The Clean Power Plan is a step in the right direction

With the publication of the final Clean Power Plan, the United States can finally claim some leadership in curbing CO2 emissions at the federal level. The final rule is, on balance, technically, economically and environmentally coherent. The actual goal is short of what it needs to be, but it is better than in the draft plan. And the direction is right, which is the most important thing. Thanks to all of you who worked with us and supported us in the process, especially Scott Denman, Diane Curran, Lisa Heinzerling, Elena Krieger, and my co-author, M.V. Ramana..

We asked for many things in our comments on the draft EPA Clean Power Plan. The EPA agreed not only with the substance, but more important, the reasoning underlying our policy positions in the final Clean Power Plan (CPP) rule.

Most of all we asked for a coherent, technology-neutral rule that would be more protective of climate. Here are some of the big picture items:

  1. Existing nuclear plants and license extensions will not be subsidized by the CPP: We asked that both existing nuclear power plants and existing renewable energy be removed from the calculation of emission targets because they do nothing to reduce CO2 emissions.
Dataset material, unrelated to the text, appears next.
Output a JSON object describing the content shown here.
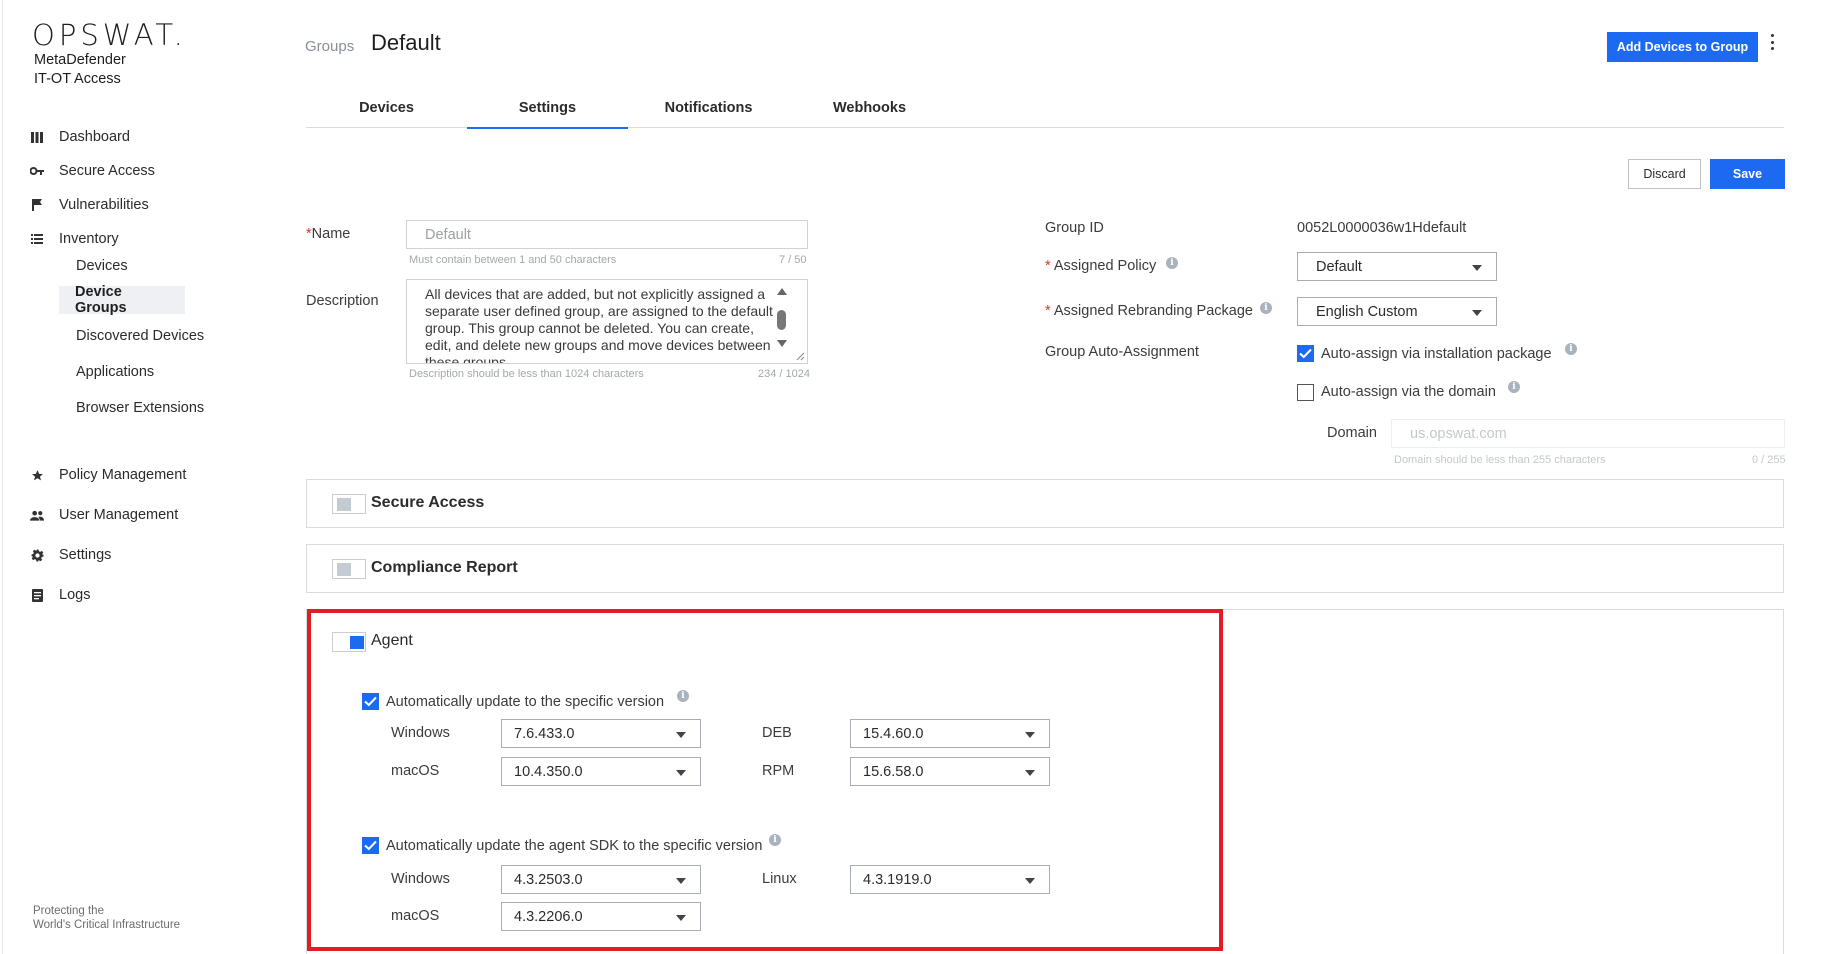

We asked that they be treated consistently. (Neither have significant onsite emissions of CO2 and both have some offsite lifecycle emissions that are much less than natural gas per unit of generation). Existing generation should not be part of the “Best System of Emission Reduction” (BSER) because we want to reduce CO2 emissions from where they are now (or in 2012, the baseline year). The EPA agreed. Both are gone from the final rule. Further, in its draft rule, the EPA implicitly assumed (in its modelling of the electricity sector) that licenses of existing plants would be extended. The relicensing issue has been removed from the CPP since existing generation is not in the calculation of emission reductions. It is simply the baseline generation, as is clear from page 345 of the final plan (italics added):

    …we believe it is inappropriate to base the BSER on elements that will not reduce CO2 emissions from affected EGUs below current levels. Existing nuclear generation helps make existing CO2 emissions lower than they would otherwise be, but will not further lower CO2 emissions below current levels. Accordingly,…the EPA is not finalizing preservation of generation from existing nuclear capacity as a component of the BSER.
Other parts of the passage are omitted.